1. INTRODUÇÃO
A esterilização é o procedimento cirúrgico que visa realizar a contracepção definitiva de homens e mulheres, sendo nos primeiros realizada por meio da vasectomia e, nas segundas, através da laqueadura tubária. É feita de modo voluntário quando os indivíduos decidem livremente pela realização do procedimento, situação que é atrelada à ideia de planejamento familiar.
A regulamentação do planejamento familiar se deu através da lei 9.263/96, a qual sofreu duras críticas ao longo de sua vigência, sobretudo quanto aos requisitos estipulados para a realização da esterilização voluntária. Em 2022, ela foi reformada pela lei 14.443, que trouxe grandes avanços na pauta da autonomia feminina e na diminuição da idade.
Nesse contexto, o presente artigo visa analisar a legislação brasileira acerca da esterilização voluntária a partir de seus aspectos sociais e jurídicos, partindo-se de um método dedutivo, mediante metodologia composta por levantamento bibliográfico, histórico, doutrinário e legislativo.
2. A LEGISLAÇÃO BRASILEIRA ACERCA DA ESTERILIZAÇÃO VOLUNTÁRIA
Até o ano de 1988, a esterilização cirúrgica era proibida no Brasil pelo Código Penal e pelo então Código de Ética Médica, sendo que só poderia ser realizada em situações específicas de risco à vida. Por isso, durante muitos anos a prática foi realizada de forma clandestina (PAULA; FERREIRA; REQUEIJO, 2023, p. 5).
Com o advento da Constituição Federal de 1988, as pautas que envolviam o planejamento familiar adentraram definitivamente no ordenamento jurídico nacional, uma vez que ela prevê:
Art. 226. A família, base da sociedade, tem especial proteção do Estado.

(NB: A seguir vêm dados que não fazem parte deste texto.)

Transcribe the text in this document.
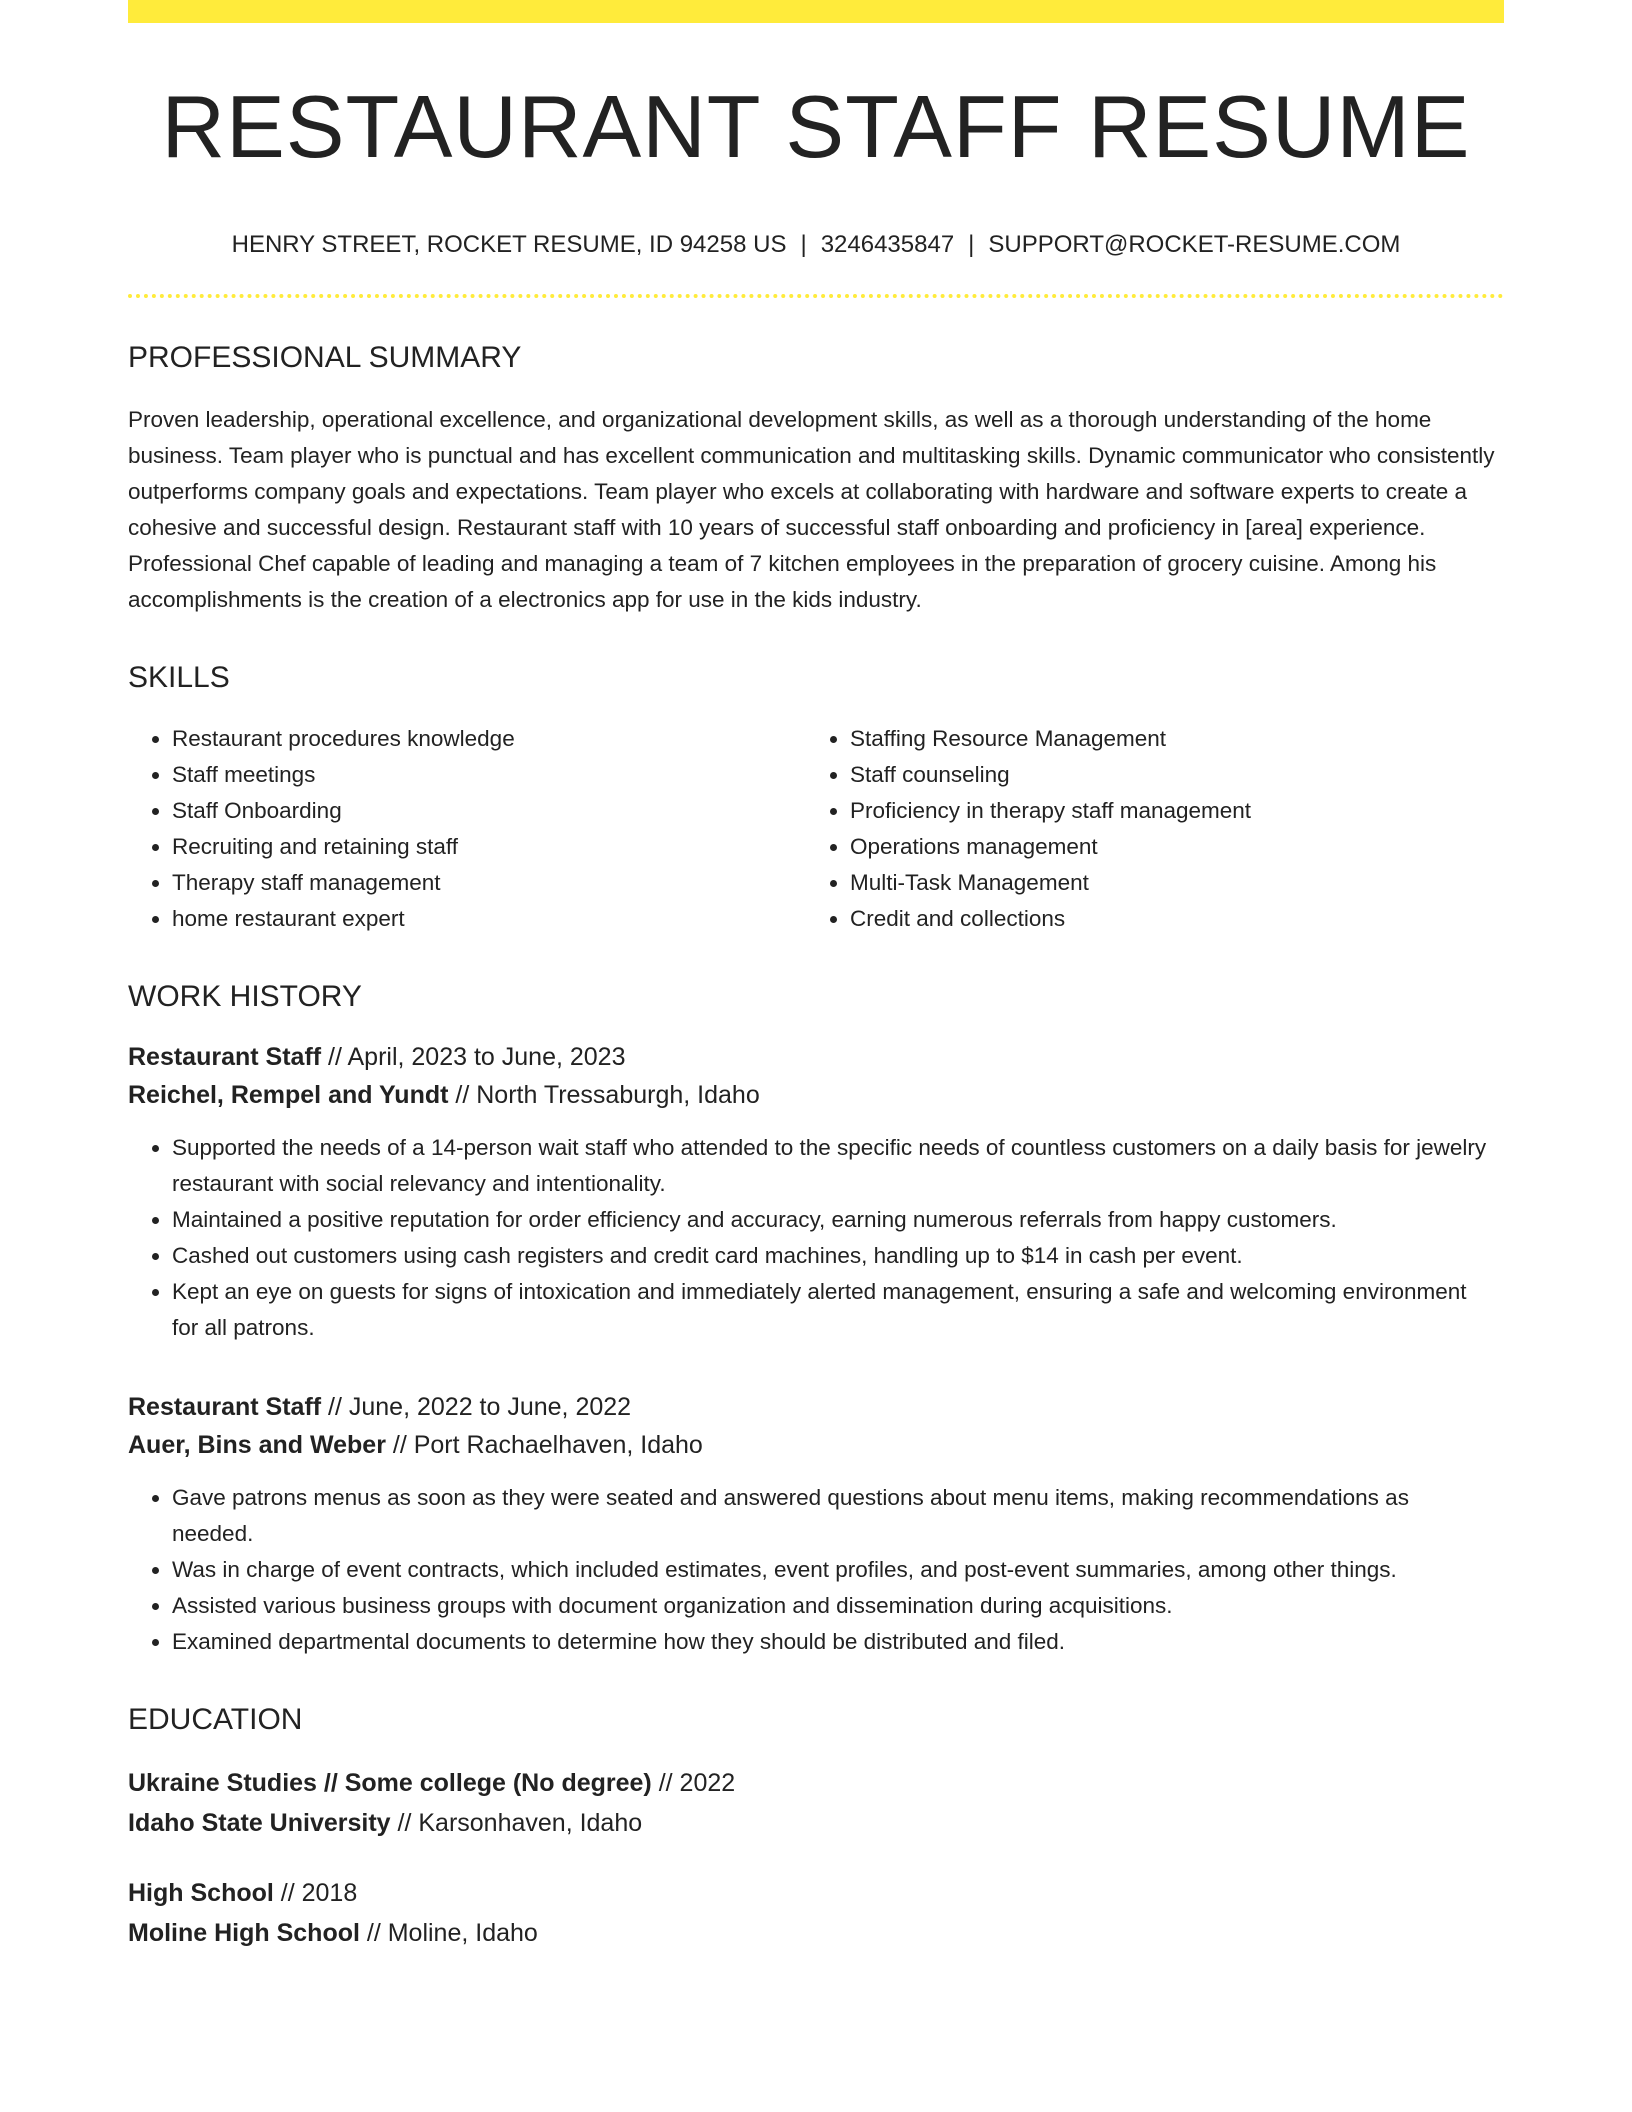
RESTAURANT STAFF RESUME
HENRY STREET, ROCKET RESUME, ID 94258 US | 3246435847 | SUPPORT@ROCKET-RESUME.COM
PROFESSIONAL SUMMARY

Proven leadership, operational excellence, and organizational development skills, as well as a thorough understanding of the home business. Team player who is punctual and has excellent communication and multitasking skills. Dynamic communicator who consistently outperforms company goals and expectations. Team player who excels at collaborating with hardware and software experts to create a cohesive and successful design. Restaurant staff with 10 years of successful staff onboarding and proficiency in [area] experience. Professional Chef capable of leading and managing a team of 7 kitchen employees in the preparation of grocery cuisine. Among his accomplishments is the creation of a electronics app for use in the kids industry.

SKILLS
• Restaurant procedures knowledge
• Staff meetings
• Staff Onboarding
• Recruiting and retaining staff
• Therapy staff management
• home restaurant expert
• Staffing Resource Management
• Staff counseling
• Proficiency in therapy staff management
• Operations management
• Multi-Task Management
• Credit and collections
WORK HISTORY
Restaurant Staff // April, 2023 to June, 2023
Reichel, Rempel and Yundt // North Tressaburgh, Idaho
• Supported the needs of a 14-person wait staff who attended to the specific needs of countless customers on a daily basis for jewelry restaurant with social relevancy and intentionality.
• Maintained a positive reputation for order efficiency and accuracy, earning numerous referrals from happy customers.
• Cashed out customers using cash registers and credit card machines, handling up to $14 in cash per event.
• Kept an eye on guests for signs of intoxication and immediately alerted management, ensuring a safe and welcoming environment for all patrons.
Restaurant Staff // June, 2022 to June, 2022
Auer, Bins and Weber // Port Rachaelhaven, Idaho
• Gave patrons menus as soon as they were seated and answered questions about menu items, making recommendations as needed.
• Was in charge of event contracts, which included estimates, event profiles, and post-event summaries, among other things.
• Assisted various business groups with document organization and dissemination during acquisitions.
• Examined departmental documents to determine how they should be distributed and filed.
EDUCATION
Ukraine Studies // Some college (No degree) // 2022
Idaho State University // Karsonhaven, Idaho
High School // 2018
Moline High School // Moline, Idaho
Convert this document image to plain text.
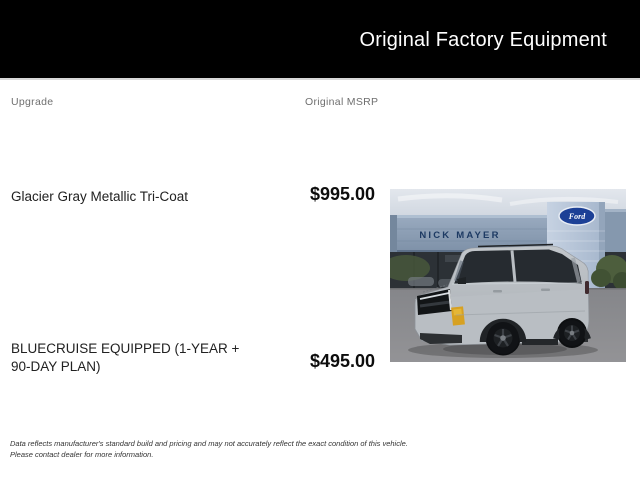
Original Factory Equipment
Upgrade	Original MSRP
Glacier Gray Metallic Tri-Coat	$995.00
BLUECRUISE EQUIPPED (1-YEAR + 90-DAY PLAN)	$495.00
NICK MAYER
Ford
Data reflects manufacturer's standard build and pricing and may not accurately reflect the exact condition of this vehicle.
Please contact dealer for more information.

§ 7º Fundado nos princípios da dignidade da pessoa humana e da paternidade responsável, o planejamento familiar é livre decisão do casal, competindo ao Estado propiciar recursos educacionais e científicos para o exercício desse direito, vedada qualquer forma coercitiva por parte de instituições oficiais ou privadas (BRASIL, 1988).
Com a referida disposição, a Constituição elevou o planejamento familiar ao status de direito fundamental, limitando-o aos princípios da dignidade da pessoa humana e da paternidade responsável (PEREIRA, 2019, p. 29)
Além disso, outros princípios que aduzem os objetivos constitucionais em torno do planejamento familiar são igualdade de direitos e deveres entre os cônjuges (art. 226, § 5º); melhor interesse da criança e do adolescente (art. 227); plena igualdade entre os filhos (art. 227, § 6º); e acesso universal e igualitário às ações e aos serviços para promoção, proteção e recuperação da saúde (art. 196) (PEREIRA, 2019, p. 31).
Importante destacar que a Constituição deu liberdade ao casal para a realização do planejamento familiar, afastando-se das tentativas contrárias aos direitos humanos de realizar controle de natalidade da população, e conferindo nesse direito o valor da autonomia.
Considerando que, na forma do art. 197 da Constituição Federal, o Estado tem o dever de regulamentar as políticas públicas da saúde, em 1996 foi promulgada a lei 9.263/96, a qual regula o § 7º do art. 226 da Constituição Federal, que trata do planejamento familiar (BRASIL, 1996).
Na referida lei, em observância ao disposto na Constituição, o planejamento familiar é considerado um direito do cidadão, sendo entendido como “o conjunto de ações de regulação da fecundidade que garanta direitos iguais de constituição, limitação ou aumento da prole pela mulher, pelo homem ou pelo casal” (BRASIL, 1996). Ainda, a lei veda o seu uso como forma de controle demográfico.
É instituído o dever do SUS de prestar serviços em prol do planejamento familiar, os quais incluem: a assistência à concepção e contracepção; o atendimento pré-natal; a assistência ao parto, ao puerpério e ao neonato; o controle das doenças sexualmente transmissíveis; o controle e a prevenção dos cânceres cérvico-uterino, de mama, de próstata e de pênis (BRASIL, 1996).